Grant number: 19/09601-3
Support type:Scholarships in Brazil - Post-Doctorate
Effective date (Start): July 01, 2019
Effective date (End): June 30, 2021
Field of knowledge:Physical Sciences and Mathematics - Physics
Principal Investigator:Hellmut Eckert
Grantee:Guilherme Augusto Ferreira
Home Institution: Instituto de Física de São Carlos (IFSC). Universidade de São Paulo (USP). São Carlos , SP, Brazil
Associated research grant:13/07793-6 - CEPIV - Center for Teaching, Research and Innovation in Glass, AP.CEPID

Abstract

The development of new bioglass formulations for bone and tissue repair is an important area in applied glass science and technology. The incorporation of boron into bioglasses has recently attracted interest owing to increased bioactivity, improved biocompatibility and antibacterial function.

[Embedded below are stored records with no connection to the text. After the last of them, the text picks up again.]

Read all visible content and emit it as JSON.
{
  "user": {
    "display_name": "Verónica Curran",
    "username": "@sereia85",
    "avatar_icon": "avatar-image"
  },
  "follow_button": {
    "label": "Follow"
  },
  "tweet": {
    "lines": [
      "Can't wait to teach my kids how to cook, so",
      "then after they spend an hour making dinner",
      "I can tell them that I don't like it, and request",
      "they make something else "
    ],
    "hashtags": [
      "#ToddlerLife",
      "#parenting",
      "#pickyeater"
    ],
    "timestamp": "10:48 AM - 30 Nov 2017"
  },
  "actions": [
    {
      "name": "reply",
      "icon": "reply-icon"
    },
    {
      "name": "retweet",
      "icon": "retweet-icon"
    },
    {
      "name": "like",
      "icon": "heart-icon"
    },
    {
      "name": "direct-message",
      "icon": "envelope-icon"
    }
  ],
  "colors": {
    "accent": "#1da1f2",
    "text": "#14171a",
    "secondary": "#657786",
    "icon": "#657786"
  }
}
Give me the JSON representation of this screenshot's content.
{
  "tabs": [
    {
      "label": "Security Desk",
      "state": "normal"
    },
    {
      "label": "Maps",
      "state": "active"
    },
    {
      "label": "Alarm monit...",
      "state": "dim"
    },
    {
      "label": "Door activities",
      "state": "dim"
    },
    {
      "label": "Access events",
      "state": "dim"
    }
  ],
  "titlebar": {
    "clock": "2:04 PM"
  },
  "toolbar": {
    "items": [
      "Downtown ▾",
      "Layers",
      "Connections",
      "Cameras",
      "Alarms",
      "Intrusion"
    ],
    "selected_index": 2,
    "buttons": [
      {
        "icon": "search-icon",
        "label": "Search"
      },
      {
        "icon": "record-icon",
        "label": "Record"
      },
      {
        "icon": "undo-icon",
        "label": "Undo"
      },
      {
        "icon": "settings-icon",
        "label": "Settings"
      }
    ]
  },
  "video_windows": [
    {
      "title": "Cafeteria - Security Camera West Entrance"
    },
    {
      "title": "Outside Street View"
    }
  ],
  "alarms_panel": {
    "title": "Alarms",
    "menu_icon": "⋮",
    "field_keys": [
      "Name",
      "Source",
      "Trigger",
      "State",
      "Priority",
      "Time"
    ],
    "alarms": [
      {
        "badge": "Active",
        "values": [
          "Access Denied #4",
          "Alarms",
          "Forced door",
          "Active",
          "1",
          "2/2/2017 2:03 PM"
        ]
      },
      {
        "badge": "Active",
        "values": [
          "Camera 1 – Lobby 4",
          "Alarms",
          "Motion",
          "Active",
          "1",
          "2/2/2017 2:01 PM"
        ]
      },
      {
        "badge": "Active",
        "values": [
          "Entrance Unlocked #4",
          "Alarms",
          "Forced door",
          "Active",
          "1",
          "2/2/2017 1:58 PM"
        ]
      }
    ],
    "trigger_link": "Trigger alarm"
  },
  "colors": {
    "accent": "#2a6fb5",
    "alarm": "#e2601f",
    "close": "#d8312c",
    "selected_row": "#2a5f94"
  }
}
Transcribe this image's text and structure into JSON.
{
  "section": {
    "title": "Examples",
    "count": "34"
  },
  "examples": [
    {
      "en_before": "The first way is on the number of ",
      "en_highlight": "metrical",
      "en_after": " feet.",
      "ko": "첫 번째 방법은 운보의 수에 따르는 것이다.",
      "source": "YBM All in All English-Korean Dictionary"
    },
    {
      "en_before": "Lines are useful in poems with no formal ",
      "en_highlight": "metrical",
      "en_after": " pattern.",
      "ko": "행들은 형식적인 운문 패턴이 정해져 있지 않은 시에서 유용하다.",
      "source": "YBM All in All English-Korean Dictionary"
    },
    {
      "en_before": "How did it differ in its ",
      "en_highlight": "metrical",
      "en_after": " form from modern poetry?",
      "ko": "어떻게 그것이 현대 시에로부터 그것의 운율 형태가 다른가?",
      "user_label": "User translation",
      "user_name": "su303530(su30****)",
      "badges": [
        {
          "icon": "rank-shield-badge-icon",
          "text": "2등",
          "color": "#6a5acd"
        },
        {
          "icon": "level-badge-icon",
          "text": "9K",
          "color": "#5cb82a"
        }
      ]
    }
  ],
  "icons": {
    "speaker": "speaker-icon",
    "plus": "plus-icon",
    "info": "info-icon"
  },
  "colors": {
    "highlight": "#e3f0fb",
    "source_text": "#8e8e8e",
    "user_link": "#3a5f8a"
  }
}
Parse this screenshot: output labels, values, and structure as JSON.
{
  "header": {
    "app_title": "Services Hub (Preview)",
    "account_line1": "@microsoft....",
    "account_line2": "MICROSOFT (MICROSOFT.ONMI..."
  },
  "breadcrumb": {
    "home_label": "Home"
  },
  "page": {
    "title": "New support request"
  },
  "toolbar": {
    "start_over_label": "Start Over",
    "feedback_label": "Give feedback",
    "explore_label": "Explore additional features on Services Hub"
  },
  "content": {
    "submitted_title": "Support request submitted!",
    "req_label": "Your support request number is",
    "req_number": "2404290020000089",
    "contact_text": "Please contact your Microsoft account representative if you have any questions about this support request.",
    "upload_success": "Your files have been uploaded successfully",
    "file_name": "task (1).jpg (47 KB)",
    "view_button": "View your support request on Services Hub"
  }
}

To the present date no information is available regarding the chemical nature of the borate species and its structural integration in the bioglass network. The present proposal addresses this issue using advanced solid state nuclear magnetic resonance (NMR) techniques in a number of standard bioglass formulations such as the 45S5 and the biosilicate (Na2O-CaO-SiO2-P2O5) systems prepared by the melt-cooling method. In addition, the influence of borate on the bioactivity of high-silica mesoporous bioglasses prepared by the sol-gel method will be studied as well. We will elucidate the speciation of the borate species and its influence on the speciation of the other glass components by multinuclear (11B, 29Si, 31P, 27Al and 23Na magic-angle spinning NMR. Furthermore, advanced NMR methodology will be used to study the structural integration of the borate component into the glass network on the basis of high-resolution dipolar double-resonance NMR methods such as rotational echo double resonance (REDOR) NMR and related techniques. An important aspect of this project will be the use of surface-selective detection techniques to study the structural transformations of bioglasses after exposure to simulated body fluids.